Дорогой мой человек - Герман Юрий Павлович - Страница 44
- Предыдущая
- 44/143
- Следующая
– Уж и не знаю, – задумчиво произнесла Алевтина, – просто-таки не знаю, как нынче с вами быть, Геннадий Тарасович. Строгости пошли ужасные. Вечерами, попозже, часового даже к нашему служебному входу ставят. Никому не войти. Вы бы хоть поосторожнее, да и меня подведете, теперь за форменные пустяки выгоняют…

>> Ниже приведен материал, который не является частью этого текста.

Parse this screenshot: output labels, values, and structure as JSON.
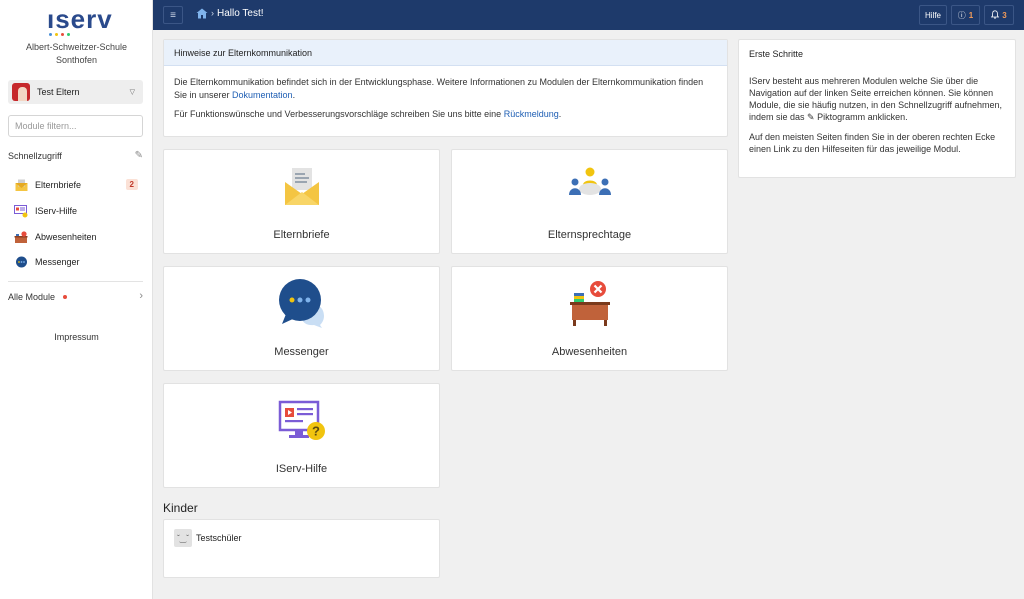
{
  "sidebar": {
    "logo_text": "ıserv",
    "school_line1": "Albert-Schweitzer-Schule",
    "school_line2": "Sonthofen",
    "user_name": "Test Eltern",
    "filter_placeholder": "Module filtern...",
    "quick_access_label": "Schnellzugriff",
    "items": [
      {
        "label": "Elternbriefe",
        "badge": "2",
        "icon": "letter-icon"
      },
      {
        "label": "IServ-Hilfe",
        "icon": "help-monitor-icon"
      },
      {
        "label": "Abwesenheiten",
        "icon": "absence-icon"
      },
      {
        "label": "Messenger",
        "icon": "chat-icon"
      }
    ],
    "all_modules_label": "Alle Module",
    "impressum_label": "Impressum"
  },
  "topbar": {
    "title": "Hallo Test!",
    "help_label": "Hilfe",
    "info_count": "1",
    "notification_count": "3"
  },
  "info": {
    "heading": "Hinweise zur Elternkommunikation",
    "para1_text": "Die Elternkommunikation befindet sich in der Entwicklungsphase. Weitere Informationen zu Modulen der Elternkommunikation finden Sie in unserer ",
    "para1_link": "Dokumentation",
    "para1_end": ".",
    "para2_text": "Für Funktionswünsche und Verbesserungsvorschläge schreiben Sie uns bitte eine ",
    "para2_link": "Rückmeldung",
    "para2_end": "."
  },
  "first_steps": {
    "title": "Erste Schritte",
    "para1_a": "IServ besteht aus mehreren Modulen welche Sie über die Navigation auf der linken Seite erreichen können. Sie können Module, die sie häufig nutzen, in den Schnellzugriff aufnehmen, indem sie das ",
    "para1_b": " Piktogramm anklicken.",
    "para2": "Auf den meisten Seiten finden Sie in der oberen rechten Ecke einen Link zu den Hilfeseiten für das jeweilige Modul."
  },
  "tiles": [
    {
      "label": "Elternbriefe",
      "icon": "letter-icon"
    },
    {
      "label": "Elternsprechtage",
      "icon": "meeting-icon"
    },
    {
      "label": "Messenger",
      "icon": "chat-icon"
    },
    {
      "label": "Abwesenheiten",
      "icon": "absence-icon"
    },
    {
      "label": "IServ-Hilfe",
      "icon": "help-monitor-icon"
    }
  ],
  "kinder": {
    "title": "Kinder",
    "children": [
      {
        "name": "Testschüler",
        "avatar_text": "ˇ‿ˇ"
      }
    ]
  }
}
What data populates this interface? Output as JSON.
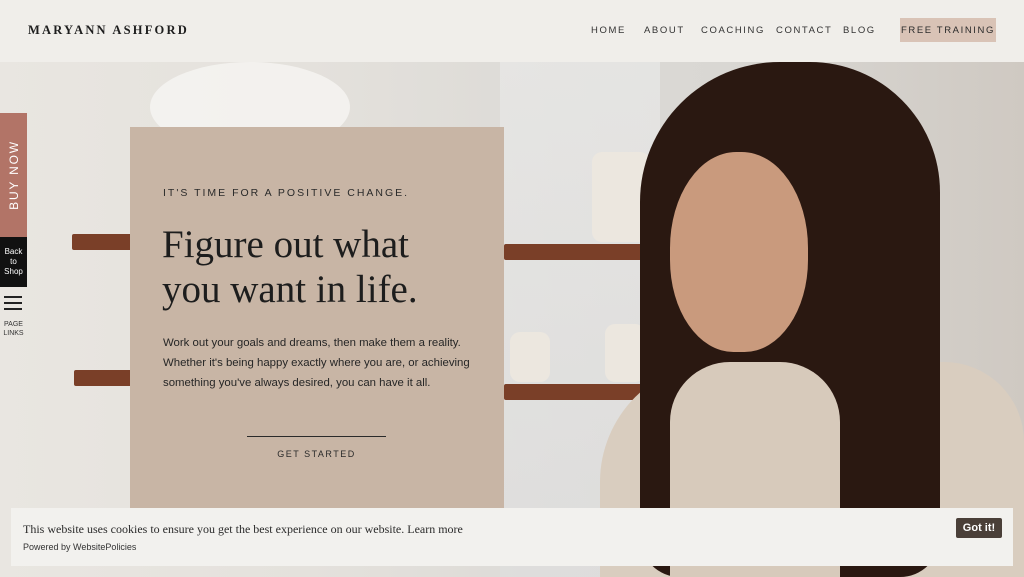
{
  "header": {
    "logo": "MARYANN ASHFORD",
    "nav": [
      {
        "label": "HOME"
      },
      {
        "label": "ABOUT"
      },
      {
        "label": "COACHING"
      },
      {
        "label": "CONTACT"
      },
      {
        "label": "BLOG"
      }
    ],
    "cta_label": "FREE TRAINING"
  },
  "hero": {
    "eyebrow": "IT'S TIME FOR A POSITIVE CHANGE.",
    "headline_line1": "Figure out what",
    "headline_line2": "you want in life.",
    "body": "Work out your goals and dreams, then make them a reality. Whether it's being happy exactly where you are, or achieving something you've always desired, you can have it all.",
    "button_label": "GET STARTED"
  },
  "side": {
    "buy_now": "BUY NOW",
    "back_line1": "Back",
    "back_line2": "to",
    "back_line3": "Shop",
    "page_links_line1": "PAGE",
    "page_links_line2": "LINKS"
  },
  "cookie": {
    "message": "This website uses cookies to ensure you get the best experience on our website.",
    "learn_more": "Learn more",
    "powered_by": "Powered by WebsitePolicies",
    "accept_label": "Got it!"
  },
  "colors": {
    "card": "#c8b5a5",
    "cta": "#d9c3b6",
    "buy_now": "#b27467",
    "accept": "#4a3f38"
  }
}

– Вот и меня сегодня выгнали! – сложив рот куриной гузкой, сообщил Жовтяк. – Нет, я ничего, – заспешил он, – я никаких претензий не имею, мне, разумеется, за этой гигантской энергией имперского командования не угнаться, я свое отжил. Но, знаете, вопрос меню, ням-ням…
Он немножко пожевал ртом и опять жалостно посмотрел на Алевтину.
– Только подождать придется, – почти не слушая его, сказала она. – И не тут, лучше во дворе постойте…
– Чур, не забудьте! – сказал Жовтяк и шаловливо погрозил Алевтине пальцем. – Ожидание должно быть вознаграждено, разве не так, мадам?
Ждал он долго и все время зевал – ужасно хотелось спать.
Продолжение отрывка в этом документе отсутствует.